Question about $\|\hat{f} \|_{\infty} \leq \|f\|_{1}$

Question

Let $f \in L^{1}(\mathbb{R})$ and denote $\hat{f}$ its Fourier transform. It follows by definition of the Fourier transform that $\|\hat{f} \|_{\infty} \leq \|f\|_{1}$. I was trying to sense of when this inequality is strong or useful. Can someone give me an example of $f$ for which the given inequality is 'strong' or an explanation when this inequality is useful? Any comment appreciated.

Answer 1

The inequality is used to show that the Fourier transform: $$\mathcal{F}: L^1(\mathbb{R},\mathbb{C}) \to L^{\infty}(\mathbb{R})\ , \ f \mapsto \hat{f}$$

is a bounded linear map. Actually, the above isn't quite right. What you need to do is to let the co-domain of $\mathcal{F}$ be $\mathbb{C}^{\mathbb{R}}$ and then use your inequality to show that it does go into the space of essentially bounded maps. But that's not really something to get so upset about, is it?

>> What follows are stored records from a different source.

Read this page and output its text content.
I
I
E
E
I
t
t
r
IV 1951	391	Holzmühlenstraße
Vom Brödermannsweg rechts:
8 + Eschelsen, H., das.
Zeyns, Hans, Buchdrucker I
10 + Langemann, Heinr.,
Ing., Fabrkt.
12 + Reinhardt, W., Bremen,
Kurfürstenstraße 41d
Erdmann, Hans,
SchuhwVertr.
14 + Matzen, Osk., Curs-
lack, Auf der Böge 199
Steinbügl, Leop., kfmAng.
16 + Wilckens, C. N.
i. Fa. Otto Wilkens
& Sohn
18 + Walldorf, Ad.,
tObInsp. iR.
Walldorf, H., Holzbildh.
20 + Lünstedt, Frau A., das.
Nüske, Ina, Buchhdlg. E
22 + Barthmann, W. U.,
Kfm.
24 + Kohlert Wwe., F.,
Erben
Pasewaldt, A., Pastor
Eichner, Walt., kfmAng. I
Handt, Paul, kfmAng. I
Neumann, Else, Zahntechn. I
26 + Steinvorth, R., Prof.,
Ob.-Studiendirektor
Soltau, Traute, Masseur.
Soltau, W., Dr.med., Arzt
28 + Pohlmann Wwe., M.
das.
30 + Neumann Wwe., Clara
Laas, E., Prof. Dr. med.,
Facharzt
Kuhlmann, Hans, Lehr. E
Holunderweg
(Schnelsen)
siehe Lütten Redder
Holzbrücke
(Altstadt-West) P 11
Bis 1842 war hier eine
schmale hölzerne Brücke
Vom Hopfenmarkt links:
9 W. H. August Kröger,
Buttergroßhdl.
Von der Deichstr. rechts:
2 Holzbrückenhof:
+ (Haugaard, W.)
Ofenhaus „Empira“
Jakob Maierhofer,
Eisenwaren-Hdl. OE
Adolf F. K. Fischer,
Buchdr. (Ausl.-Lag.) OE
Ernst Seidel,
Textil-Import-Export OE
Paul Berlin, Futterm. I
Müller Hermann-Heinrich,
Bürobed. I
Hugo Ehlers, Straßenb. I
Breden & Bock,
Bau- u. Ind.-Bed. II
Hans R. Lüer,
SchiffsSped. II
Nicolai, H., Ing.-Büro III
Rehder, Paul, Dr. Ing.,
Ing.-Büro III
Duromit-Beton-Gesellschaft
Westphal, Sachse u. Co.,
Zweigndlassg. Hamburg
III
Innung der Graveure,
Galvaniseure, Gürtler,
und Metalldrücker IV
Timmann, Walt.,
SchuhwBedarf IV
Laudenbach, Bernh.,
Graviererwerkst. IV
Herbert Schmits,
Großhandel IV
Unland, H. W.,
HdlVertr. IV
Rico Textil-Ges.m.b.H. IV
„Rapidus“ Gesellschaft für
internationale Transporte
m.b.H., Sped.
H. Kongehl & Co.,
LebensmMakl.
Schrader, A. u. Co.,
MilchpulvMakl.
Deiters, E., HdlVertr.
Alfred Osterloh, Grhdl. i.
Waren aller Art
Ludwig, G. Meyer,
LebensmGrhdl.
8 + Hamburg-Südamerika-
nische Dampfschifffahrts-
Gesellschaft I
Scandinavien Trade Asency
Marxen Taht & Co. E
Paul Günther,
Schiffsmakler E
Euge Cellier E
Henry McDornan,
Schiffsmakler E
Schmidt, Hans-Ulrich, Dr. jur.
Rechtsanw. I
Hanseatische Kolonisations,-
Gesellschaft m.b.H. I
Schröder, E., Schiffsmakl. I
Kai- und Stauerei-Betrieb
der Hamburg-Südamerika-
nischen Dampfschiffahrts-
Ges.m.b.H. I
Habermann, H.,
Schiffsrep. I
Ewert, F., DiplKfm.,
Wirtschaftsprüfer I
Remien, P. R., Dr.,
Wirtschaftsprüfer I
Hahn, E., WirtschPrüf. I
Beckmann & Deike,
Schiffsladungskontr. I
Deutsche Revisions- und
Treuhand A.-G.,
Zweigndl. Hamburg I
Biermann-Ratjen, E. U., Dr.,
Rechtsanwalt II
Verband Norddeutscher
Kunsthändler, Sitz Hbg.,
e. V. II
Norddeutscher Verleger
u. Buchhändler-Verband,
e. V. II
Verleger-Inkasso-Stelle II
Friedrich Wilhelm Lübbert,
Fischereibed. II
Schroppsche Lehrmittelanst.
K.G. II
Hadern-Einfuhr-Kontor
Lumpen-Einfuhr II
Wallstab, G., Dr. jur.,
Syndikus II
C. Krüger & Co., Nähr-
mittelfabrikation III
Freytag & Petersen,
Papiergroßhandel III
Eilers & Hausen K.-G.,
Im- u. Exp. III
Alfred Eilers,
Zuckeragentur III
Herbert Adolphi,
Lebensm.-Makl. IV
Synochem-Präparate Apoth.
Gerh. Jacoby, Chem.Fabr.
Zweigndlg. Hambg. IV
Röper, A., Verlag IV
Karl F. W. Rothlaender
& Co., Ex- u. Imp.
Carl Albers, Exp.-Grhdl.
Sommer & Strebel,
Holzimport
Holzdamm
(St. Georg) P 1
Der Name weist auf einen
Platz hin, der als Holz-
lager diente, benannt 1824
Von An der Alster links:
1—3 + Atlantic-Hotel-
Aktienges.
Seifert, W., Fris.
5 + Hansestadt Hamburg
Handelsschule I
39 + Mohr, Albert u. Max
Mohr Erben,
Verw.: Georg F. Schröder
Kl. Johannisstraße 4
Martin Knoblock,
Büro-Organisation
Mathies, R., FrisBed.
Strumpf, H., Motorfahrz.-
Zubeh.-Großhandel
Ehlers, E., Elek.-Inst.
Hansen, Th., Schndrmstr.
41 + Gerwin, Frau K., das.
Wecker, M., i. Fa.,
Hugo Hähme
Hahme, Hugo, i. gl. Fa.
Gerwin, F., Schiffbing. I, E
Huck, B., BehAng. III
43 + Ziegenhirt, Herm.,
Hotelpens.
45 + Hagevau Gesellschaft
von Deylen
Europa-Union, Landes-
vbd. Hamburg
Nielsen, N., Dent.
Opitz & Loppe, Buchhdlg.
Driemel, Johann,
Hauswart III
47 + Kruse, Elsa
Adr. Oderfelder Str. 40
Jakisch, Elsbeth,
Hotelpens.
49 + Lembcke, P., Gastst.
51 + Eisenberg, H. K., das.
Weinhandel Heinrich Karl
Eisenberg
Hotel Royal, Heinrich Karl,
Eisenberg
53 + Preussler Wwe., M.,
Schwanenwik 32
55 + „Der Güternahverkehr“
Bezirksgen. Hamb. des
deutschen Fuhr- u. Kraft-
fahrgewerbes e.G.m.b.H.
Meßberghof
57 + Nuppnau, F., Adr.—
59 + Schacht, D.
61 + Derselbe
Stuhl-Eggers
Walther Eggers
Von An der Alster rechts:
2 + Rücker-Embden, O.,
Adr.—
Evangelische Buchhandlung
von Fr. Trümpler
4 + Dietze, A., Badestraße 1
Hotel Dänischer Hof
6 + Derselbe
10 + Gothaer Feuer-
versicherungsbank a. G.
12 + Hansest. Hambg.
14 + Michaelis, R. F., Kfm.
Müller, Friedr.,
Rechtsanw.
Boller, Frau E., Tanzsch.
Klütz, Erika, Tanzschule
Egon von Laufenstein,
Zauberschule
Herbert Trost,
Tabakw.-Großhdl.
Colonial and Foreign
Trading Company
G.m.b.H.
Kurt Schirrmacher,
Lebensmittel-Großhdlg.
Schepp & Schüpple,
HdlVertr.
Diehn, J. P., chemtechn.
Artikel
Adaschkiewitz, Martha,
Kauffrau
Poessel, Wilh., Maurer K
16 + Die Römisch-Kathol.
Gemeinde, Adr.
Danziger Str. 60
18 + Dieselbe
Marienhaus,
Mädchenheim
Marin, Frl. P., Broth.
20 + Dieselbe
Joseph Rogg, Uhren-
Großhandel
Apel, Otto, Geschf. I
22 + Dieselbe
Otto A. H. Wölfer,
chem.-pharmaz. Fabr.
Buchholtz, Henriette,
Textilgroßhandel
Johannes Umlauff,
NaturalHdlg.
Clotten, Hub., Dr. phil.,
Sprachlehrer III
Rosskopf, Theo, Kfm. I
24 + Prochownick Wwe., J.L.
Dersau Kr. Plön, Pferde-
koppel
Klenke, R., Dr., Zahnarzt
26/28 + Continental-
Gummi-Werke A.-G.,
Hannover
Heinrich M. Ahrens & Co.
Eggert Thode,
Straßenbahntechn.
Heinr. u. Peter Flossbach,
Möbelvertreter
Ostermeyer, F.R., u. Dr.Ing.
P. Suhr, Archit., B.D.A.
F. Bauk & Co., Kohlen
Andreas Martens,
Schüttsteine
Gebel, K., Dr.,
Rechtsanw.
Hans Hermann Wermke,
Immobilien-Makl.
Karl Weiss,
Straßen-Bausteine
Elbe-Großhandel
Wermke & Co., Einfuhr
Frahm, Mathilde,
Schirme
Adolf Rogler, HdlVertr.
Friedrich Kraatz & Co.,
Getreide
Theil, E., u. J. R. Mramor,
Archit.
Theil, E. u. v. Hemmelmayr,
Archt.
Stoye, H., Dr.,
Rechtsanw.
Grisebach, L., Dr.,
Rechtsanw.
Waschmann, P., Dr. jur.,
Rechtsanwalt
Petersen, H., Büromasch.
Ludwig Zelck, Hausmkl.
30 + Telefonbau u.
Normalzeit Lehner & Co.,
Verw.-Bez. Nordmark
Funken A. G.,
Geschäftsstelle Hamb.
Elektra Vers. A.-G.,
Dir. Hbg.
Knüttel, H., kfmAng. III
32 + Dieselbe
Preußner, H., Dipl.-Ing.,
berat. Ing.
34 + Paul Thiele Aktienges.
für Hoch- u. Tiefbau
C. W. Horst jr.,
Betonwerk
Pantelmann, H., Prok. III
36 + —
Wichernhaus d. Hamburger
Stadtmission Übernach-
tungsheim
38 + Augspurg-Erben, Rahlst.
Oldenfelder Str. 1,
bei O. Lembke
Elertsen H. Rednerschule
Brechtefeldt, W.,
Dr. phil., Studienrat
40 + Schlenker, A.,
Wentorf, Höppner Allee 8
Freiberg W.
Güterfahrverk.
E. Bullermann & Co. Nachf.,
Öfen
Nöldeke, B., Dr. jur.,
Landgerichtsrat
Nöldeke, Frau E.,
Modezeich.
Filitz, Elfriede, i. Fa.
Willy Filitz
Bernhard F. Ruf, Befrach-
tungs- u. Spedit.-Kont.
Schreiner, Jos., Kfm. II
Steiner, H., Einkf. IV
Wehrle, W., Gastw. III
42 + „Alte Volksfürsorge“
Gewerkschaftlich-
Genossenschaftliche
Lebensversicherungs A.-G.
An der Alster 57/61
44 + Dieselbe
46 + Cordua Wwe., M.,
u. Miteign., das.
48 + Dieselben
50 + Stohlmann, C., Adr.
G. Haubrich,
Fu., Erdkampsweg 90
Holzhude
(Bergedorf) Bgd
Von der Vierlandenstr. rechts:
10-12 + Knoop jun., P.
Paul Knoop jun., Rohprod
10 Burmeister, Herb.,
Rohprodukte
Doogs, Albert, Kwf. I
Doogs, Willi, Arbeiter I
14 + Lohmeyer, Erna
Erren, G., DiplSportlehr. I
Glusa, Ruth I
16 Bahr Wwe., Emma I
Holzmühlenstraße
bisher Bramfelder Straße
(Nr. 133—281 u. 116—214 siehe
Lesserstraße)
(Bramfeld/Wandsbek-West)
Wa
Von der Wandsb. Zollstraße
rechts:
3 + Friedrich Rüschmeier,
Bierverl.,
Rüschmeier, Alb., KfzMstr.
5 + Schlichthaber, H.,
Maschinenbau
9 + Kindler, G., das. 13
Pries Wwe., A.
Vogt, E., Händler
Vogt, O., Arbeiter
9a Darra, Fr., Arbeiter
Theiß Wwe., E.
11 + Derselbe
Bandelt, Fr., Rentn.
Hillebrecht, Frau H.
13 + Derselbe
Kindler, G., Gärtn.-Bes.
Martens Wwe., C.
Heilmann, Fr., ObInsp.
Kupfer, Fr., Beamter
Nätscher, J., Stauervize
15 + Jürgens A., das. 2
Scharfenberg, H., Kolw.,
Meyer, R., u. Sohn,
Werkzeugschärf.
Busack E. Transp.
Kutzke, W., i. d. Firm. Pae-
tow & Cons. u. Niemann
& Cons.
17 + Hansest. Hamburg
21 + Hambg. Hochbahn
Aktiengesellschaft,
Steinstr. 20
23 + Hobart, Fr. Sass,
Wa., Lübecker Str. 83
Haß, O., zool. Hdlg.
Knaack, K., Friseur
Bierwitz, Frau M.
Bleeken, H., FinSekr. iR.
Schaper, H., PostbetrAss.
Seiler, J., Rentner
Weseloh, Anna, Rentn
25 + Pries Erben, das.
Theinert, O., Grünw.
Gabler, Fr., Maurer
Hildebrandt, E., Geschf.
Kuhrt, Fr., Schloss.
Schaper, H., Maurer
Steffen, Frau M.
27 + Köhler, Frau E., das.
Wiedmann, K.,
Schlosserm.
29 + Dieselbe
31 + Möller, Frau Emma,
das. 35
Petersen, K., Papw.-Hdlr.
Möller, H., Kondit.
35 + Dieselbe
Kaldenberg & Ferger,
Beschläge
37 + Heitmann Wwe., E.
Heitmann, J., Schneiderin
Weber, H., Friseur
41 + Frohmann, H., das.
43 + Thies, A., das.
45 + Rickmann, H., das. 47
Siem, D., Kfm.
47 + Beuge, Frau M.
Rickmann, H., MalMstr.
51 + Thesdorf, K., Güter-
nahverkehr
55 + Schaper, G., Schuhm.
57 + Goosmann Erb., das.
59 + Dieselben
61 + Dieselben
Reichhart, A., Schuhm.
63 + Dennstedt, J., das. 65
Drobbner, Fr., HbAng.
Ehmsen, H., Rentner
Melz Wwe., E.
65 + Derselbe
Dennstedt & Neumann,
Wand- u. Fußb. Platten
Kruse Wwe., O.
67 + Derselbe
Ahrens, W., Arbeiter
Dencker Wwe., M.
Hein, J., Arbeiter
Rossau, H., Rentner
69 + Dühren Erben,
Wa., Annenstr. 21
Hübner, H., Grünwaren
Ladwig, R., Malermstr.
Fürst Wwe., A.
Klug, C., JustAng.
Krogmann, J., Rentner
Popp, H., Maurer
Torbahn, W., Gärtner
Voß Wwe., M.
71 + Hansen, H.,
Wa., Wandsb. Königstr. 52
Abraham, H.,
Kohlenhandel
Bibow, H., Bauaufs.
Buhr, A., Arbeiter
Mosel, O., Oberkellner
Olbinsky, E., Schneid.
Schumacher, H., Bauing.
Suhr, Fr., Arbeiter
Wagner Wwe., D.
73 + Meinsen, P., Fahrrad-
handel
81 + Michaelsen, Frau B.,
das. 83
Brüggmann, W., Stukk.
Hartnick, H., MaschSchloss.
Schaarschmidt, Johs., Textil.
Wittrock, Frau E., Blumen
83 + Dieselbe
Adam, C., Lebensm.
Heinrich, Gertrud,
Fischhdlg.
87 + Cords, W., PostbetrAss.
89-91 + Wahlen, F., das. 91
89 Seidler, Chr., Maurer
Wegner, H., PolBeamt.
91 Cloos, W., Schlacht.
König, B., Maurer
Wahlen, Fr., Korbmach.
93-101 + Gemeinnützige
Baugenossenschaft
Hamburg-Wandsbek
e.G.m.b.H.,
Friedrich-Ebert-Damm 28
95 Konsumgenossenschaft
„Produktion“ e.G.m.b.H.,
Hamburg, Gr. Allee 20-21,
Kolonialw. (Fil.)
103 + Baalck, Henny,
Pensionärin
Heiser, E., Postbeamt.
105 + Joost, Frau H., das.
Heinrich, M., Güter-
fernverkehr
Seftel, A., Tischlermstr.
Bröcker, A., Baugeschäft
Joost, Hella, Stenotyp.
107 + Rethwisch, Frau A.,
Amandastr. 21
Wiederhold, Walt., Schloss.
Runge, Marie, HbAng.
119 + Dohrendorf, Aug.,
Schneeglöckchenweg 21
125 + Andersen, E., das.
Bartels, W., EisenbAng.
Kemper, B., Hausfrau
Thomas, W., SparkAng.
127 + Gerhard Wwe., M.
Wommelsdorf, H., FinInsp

Indeed, we can rephrase your inequality as: $$\left|\left|\mathcal{F}f \right|\right|_{\infty} \leq \left|\left|f\right|\right|_1$$

The boundedness of this linear map is actually rather important because we would like to extend this map to other spaces if possible. Typically, you'll work with the Fourier transform on Schwartz space first or some nicely behaved dense subset of $L^2(\mathbb{R})$. You will show that, if $\mathcal{S}(\mathbb{R})$ is Schwartz space, then $\mathcal{F}$ is a bijective endomorphism of Schwartz space. This is one of the few results preceding the proof that $\mathcal{F}$ is, in fact, a unitary isomorphism of $L^2(\mathbb{R})$. The boundedness of the map allows you to apply the appropriate extension theorem.

Answer 2

What can one say about the image of $L^p(\Bbb R)$ under the Fourier tranform for $1 < p < 2$. Note that here again as in the case of $L^2(\Bbb R)$, one does not have any concrete integral expression of the Fourier transform, nor does one have any Plancherel theorem (unlike the case of $L^2(\Bbb R)$). In fact combining the inequality you have quoted above, the Plancherel theorem and the Riesz-Thorin interpolation, one not only concludes that the image of $L^p(\Bbb R)$ under the Fourier tranform for $1 < p < 2$ is contained in $L^{p*}(\Bbb R)$ (here $p*$ is the Holder conjugate of $p$) in fact one has the inequality, $$||\hat{f}||_{L^{p*}(\Bbb R)} \le ||f||_{L^p(\Bbb R)} \:.$$ This is a very important application of the inequality cited in the question.